A complete lack of confidence in the kicking game resulted in the Pats going for it on fourth-and-13 from the Giants 31-yard line when they might have attempted a 49-yard field goal that, if good, would have given them a 10-3 lead.
And then there was Ellis Hobbs [stats], the corner who was a perpetual cause for concern, biting on a Plaxico Burress fake and being beaten for a game-winning, 13-yard touchdown pass just 35 seconds short of immortality.
“He thought I was going to run a slant,” Burress said of how he beat Hobbs, who also surrendered a 38-yard completion to Amani Toomer earlier in the game. “I gave him a slant move and he stopped his feet. Once he stopped his feet, I knew I had him.”
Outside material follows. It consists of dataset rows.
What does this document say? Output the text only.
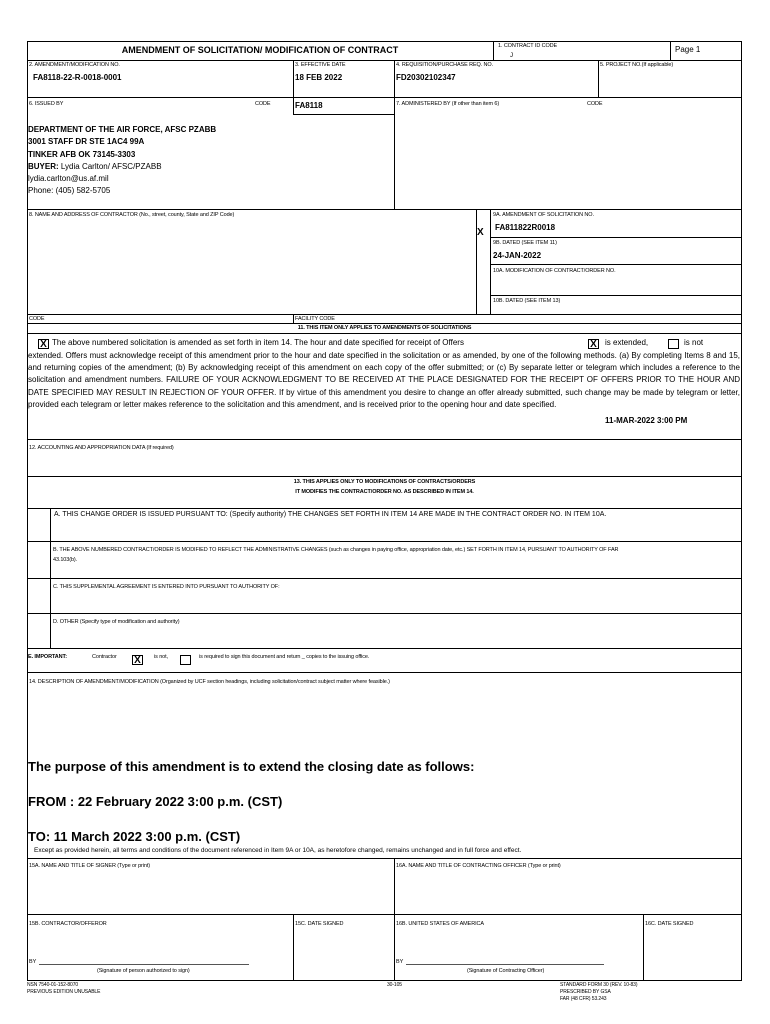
AMENDMENT OF SOLICITATION/ MODIFICATION OF CONTRACT	1. CONTRACT ID CODE
J
Page 1
2. AMENDMENT/MODIFICATION NO.
FA8118-22-R-0018-0001
3. EFFECTIVE DATE
18 FEB 2022
4. REQUISITION/PURCHASE REQ. NO.
FD20302102347
5. PROJECT NO.(If applicable)
6. ISSUED BY	CODE	FA8118	7. ADMINISTERED BY (If other than item 6)	CODE
DEPARTMENT OF THE AIR FORCE, AFSC PZABB
3001 STAFF DR STE 1AC4 99A
TINKER AFB OK 73145-3303
BUYER: Lydia Carlton/ AFSC/PZABB
lydia.carlton@us.af.mil
Phone: (405) 582-5705
8. NAME AND ADDRESS OF CONTRACTOR (No., street, county, State and ZIP Code)
X
9A. AMENDMENT OF SOLICITATION NO.
FA811822R0018
9B. DATED (SEE ITEM 11)
24-JAN-2022
10A. MODIFICATION OF CONTRACT/ORDER NO.
10B. DATED (SEE ITEM 13)
CODE	FACILITY CODE
11. THIS ITEM ONLY APPLIES TO AMENDMENTS OF SOLICITATIONS
X The above numbered solicitation is amended as set forth in item 14. The hour and date specified for receipt of Offers	X is extended,	is not
extended. Offers must acknowledge receipt of this amendment prior to the hour and date specified in the solicitation or as amended, by one of the following methods. (a) By completing Items 8 and 15, and returning copies of the amendment; (b) By acknowledging receipt of this amendment on each copy of the offer submitted; or (c) By separate letter or telegram which includes a reference to the solicitation and amendment numbers. FAILURE OF YOUR ACKNOWLEDGMENT TO BE RECEIVED AT THE PLACE DESIGNATED FOR THE RECEIPT OF OFFERS PRIOR TO THE HOUR AND DATE SPECIFIED MAY RESULT IN REJECTION OF YOUR OFFER. If by virtue of this amendment you desire to change an offer already submitted, such change may be made by telegram or letter, provided each telegram or letter makes reference to the solicitation and this amendment, and is received prior to the opening hour and date specified.
11-MAR-2022 3:00 PM
12. ACCOUNTING AND APPROPRIATION DATA (If required)
13. THIS APPLIES ONLY TO MODIFICATIONS OF CONTRACTS/ORDERS
IT MODIFIES THE CONTRACT/ORDER NO. AS DESCRIBED IN ITEM 14.
A. THIS CHANGE ORDER IS ISSUED PURSUANT TO: (Specify authority) THE CHANGES SET FORTH IN ITEM 14 ARE MADE IN THE CONTRACT ORDER NO. IN ITEM 10A.
B. THE ABOVE NUMBERED CONTRACT/ORDER IS MODIFIED TO REFLECT THE ADMINISTRATIVE CHANGES (such as changes in paying office, appropriation date, etc.) SET FORTH IN ITEM 14, PURSUANT TO AUTHORITY OF FAR
43.103(b).
C. THIS SUPPLEMENTAL AGREEMENT IS ENTERED INTO PURSUANT TO AUTHORITY OF:
D. OTHER (Specify type of modification and authority)
E. IMPORTANT:	Contractor X	is not,	is required to sign this document and return _ copies to the issuing office.
14. DESCRIPTION OF AMENDMENT/MODIFICATION (Organized by UCF section headings, including solicitation/contract subject matter where feasible.)
The purpose of this amendment is to extend the closing date as follows:
FROM : 22 February 2022 3:00 p.m. (CST)
TO: 11 March 2022 3:00 p.m. (CST)
Except as provided herein, all terms and conditions of the document referenced in Item 9A or 10A, as heretofore changed, remains unchanged and in full force and effect.
15A. NAME AND TITLE OF SIGNER (Type or print)	16A. NAME AND TITLE OF CONTRACTING OFFICER (Type or print)
15B. CONTRACTOR/OFFEROR	15C. DATE SIGNED	16B. UNITED STATES OF AMERICA	16C. DATE SIGNED
BY
(Signature of person authorized to sign)
BY
(Signature of Contracting Officer)
NSN 7540-01-152-8070
PREVIOUS EDITION UNUSABLE
30-105	STANDARD FORM 30 (REV. 10-83)
PRESCRIBED BY GSA
FAR (48 CFR) 53.243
So now Bill Belichick has to answer questions the way Mike Martz did six years ago when the Pats beat up the Rams’ Marshall Faulk and made all of the plays at the end. It’s funny how life works, eh? In February 2002, the Pats won their first Super Bowl with a 48-yard field goal as time expired. Now the Pats aren’t even willing to try a 49-yarder midway through the third quarter, indoors, on a night when they had fewer than 40 yards of total offense before their final drive of the first half.
This time, it was the Pats who were forced to do the things they were uncomfortable doing. New York coach Tom Coughlin and the rest of the Giants had the Patriots backpedaling all night, which is usually the best way to beat a bully.
You strike first.
“They had a very good plan and they executed it well,” Brady said of the Giants. “They just put a lot of pressure on our offensive scheme. Sometimes we handled it and sometimes we didn’t.”
Mostly, they didn’t.
As for the final three minutes of this game, the Patriots had one chance after the next to change history forever. They couldn’t step up once. Cornerback Asante Samuel [stats] let a potential interception deflect off his hands, and the Pats somehow let Eli Manning escape after trapping the Giants quarterback in a phone booth.
Then David Tyree made a circus catch on the play, and Burress toasted Hobbs.
Just like that, the Patriots went from the greatest team in history to maybe the greatest disappointment, a positively stunning journey across a very fine line.
The other guys made all the plays this time. The other guys were smarter, tougher and better.
The Patriots might beat the Giants by three touchdowns if the teams played again today, but the only game that mattered was played last night with an entire world watching.
You live by the sword, you usually die by it, too.